Oh dear what rubbish from the bf counsellor, how disappointing. yes, the LC and BF counsellor should have checked for TT, it's possible however that they aren't trained to check and so didn't. I saw a BF counsellor in hospital with DD, but she never even mentioned TT or looked in her mouth. not all Bf counsellors are created equal sadly.

How many people have actually looked in his mouth? As that's the only way to check for a TT (and even then, you need to be trained to know what you're looking for, esp re posterior TT).

If you're able to express EBM for top ups that suggests the problem is probably not your milk supply - rather, it's that he can't get it out of your boob for some reason. Frequent mastitis also strongly suggests you have the milk, it's just not being drained from your boob properly. That suggests tongue tie or bad positioning/technique to me. With the number of people you've seen, I would think your positioning/technique must be perfect by now! So, that leaves tongue tie...

MissRatty · 02/01/2014 21:06

He doesn't have a temperature (we were in the children's assessment unit at the hospital to get checked out). They've taken bloods for viral and bacteriology.

His latch has been checked a number of times, and is apparently good. I haven't been limiting time at the breast until today. I am reluctant to accept that five hour stretches with a good latch are fine when the weight isn't piling on...if it was I wouldn't mind!

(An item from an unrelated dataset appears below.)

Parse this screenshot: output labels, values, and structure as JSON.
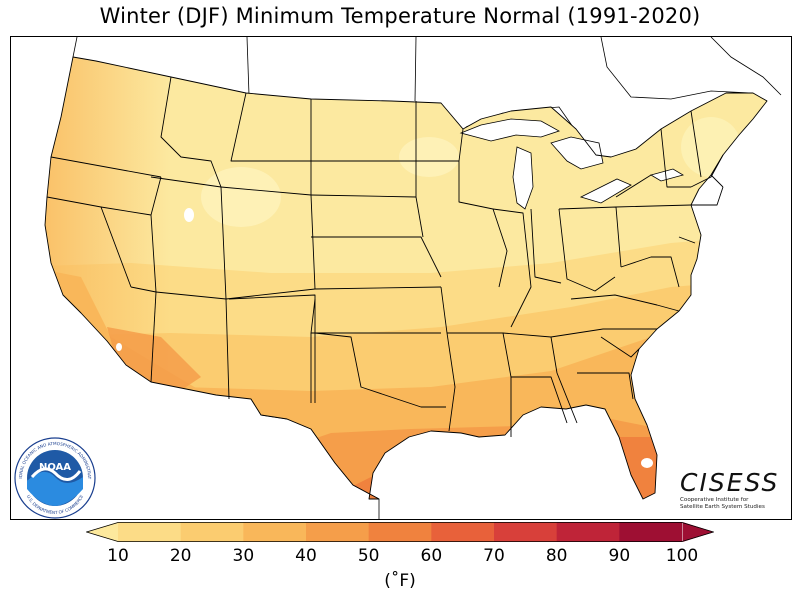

From today i've just been doing as the hv suggested and winding when he falls asleep at the boob, putting him back on and if he's still screaming in hunger after 45 munutes then offering the ebm, followed by an oz at a time of formula until he seems satisfied. It's worked so far, but is very early days. I'm going to the clinic at the hospital next week and the hv is comingout again on monday.

The medication regime is a nightmare too...colief at every feed, ranitidine 3 times a day - 20 mins before food, gaviscon 6 times a day (but not within 2 hrs of ranitidine and given mid bf), nystatin 4 times a day, clotrimazole three times a day...AAAGH!